On July 12, 2012, the Supreme Court of Canada clarified the scope of the “fair dealing” exception to copyright infringement, found in section 29 of the Copyright Act (the Act), which allows copies to be made for research, private study, criticism and review.
Facts and Judicial History
As stated in a previous blog post, the case of Alberta (Education) v Canadian Copyright Licensing Agency surrounds the contention over whether elementary and secondary schools can claim the benefit of “fair dealing” exception for copies of works made at the teacher’s initiative for the student’s use.
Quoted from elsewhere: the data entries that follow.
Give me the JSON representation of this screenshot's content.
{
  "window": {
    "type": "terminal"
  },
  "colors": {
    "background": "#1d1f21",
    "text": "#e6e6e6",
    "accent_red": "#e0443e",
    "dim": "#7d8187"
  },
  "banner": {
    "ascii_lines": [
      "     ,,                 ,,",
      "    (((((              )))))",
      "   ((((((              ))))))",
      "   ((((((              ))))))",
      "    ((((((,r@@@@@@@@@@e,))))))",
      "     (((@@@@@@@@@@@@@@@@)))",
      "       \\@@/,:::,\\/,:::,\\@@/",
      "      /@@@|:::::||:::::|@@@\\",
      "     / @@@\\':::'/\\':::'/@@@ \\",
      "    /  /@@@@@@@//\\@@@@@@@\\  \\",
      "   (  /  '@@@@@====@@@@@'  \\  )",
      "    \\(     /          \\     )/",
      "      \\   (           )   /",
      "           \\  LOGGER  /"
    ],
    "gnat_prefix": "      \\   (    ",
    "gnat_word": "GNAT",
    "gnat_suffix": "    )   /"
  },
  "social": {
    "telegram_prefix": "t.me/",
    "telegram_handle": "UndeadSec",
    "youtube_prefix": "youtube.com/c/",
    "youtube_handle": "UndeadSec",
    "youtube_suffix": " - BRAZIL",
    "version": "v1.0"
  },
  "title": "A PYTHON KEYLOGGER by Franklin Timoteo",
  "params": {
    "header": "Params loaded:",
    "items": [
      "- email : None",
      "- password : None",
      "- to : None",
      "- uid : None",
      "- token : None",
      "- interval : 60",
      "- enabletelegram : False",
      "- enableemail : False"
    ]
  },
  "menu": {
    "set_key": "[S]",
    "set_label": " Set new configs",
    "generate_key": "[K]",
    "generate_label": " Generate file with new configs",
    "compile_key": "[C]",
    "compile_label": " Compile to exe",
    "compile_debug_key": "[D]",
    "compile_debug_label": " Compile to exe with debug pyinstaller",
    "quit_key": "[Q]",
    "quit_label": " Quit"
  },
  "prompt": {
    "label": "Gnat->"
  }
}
The Copyright Board (the Board) distinguished between copies made by the teacher at the request of a student and copies made by the teacher without prior request from a student. It concluded that copies made by teachers for student use were made for the allowable purpose of “research or private study”, but found, applying the CCH fairness factors articulated in CCH Canadian Ltd v Law Society of Upper Canada, that the copies did not constitute fair dealing and were therefore subject to a royalty. The Federal Court of Appeal upheld the Board’s conclusion.
The Supreme Court
The decision of the Court hinged on its interpretation of the two-part test for fair dealing, articulated in CCH. There was no dispute on whether the first step was met; therefore, the Court reviewed the Board’s analysis of the second step of the test, namely whether the copies were “fair” according to the factors set out in CCH. In a 5-to-4 split decision, the majority determined that the Board’s finding of unfairness was based on a misapplication of the CCH factors and therefore, its outcome was unreasonable. The CCH factors underlying what is fair will be examined in turn below.
Purpose of the Dealing
The Court continues to favor user’s rights in fair dealing issues as evidenced in its analysis of the “purpose of the dealing” factor. Referencing CCH, the Court concluded that photocopies made by a teacher and provided to primary and secondary students are an essential element in the research and private study undertaken by those students. The Court felt that the Board’s distinction between copies made by the teacher at the request of a student and copies made by the teacher without a prior request from a student drives an artificial wedge into the unified purpose of research and private study. The Court noted that the copier’s purpose will be relevant to the fairness analysis if the copier “hides behind the shield of the user’s allowable purpose” in order to engage in a separate purpose – such as a commercial one (para 22). In this case, the Court held that there was no separate purpose on the part of the teachers.
Amount of the Dealing and Character of the Dealing
The Court emphasized that assessing fair dealing and the amount of the work being copied is not a quantitative assessment based on aggregate use, but rather an examination of the proportion between the excerpted copy and the entire work. The quantification of dissemination should be assessed under the “character of the dealing” factor.
Alternatives to the Dealing
The Court cited CCH in that “a dealing may be found to be less fair if there is a non-copyrighted equivalent of the work that could have been used, or if the dealing was not reasonably necessary to achieve the ultimate purpose” (para 57). It concluded that buying books for each student is not a realistic alternative to teachers copying short excerpts of the work.
Effect of the Dealing on the Work
As for the “effect of the dealing on the work” factor, the Court concluded that there was no evidence to link photocopying short excerpts with a decline in textbook sales and therefore the Board’s analysis was unreasonable.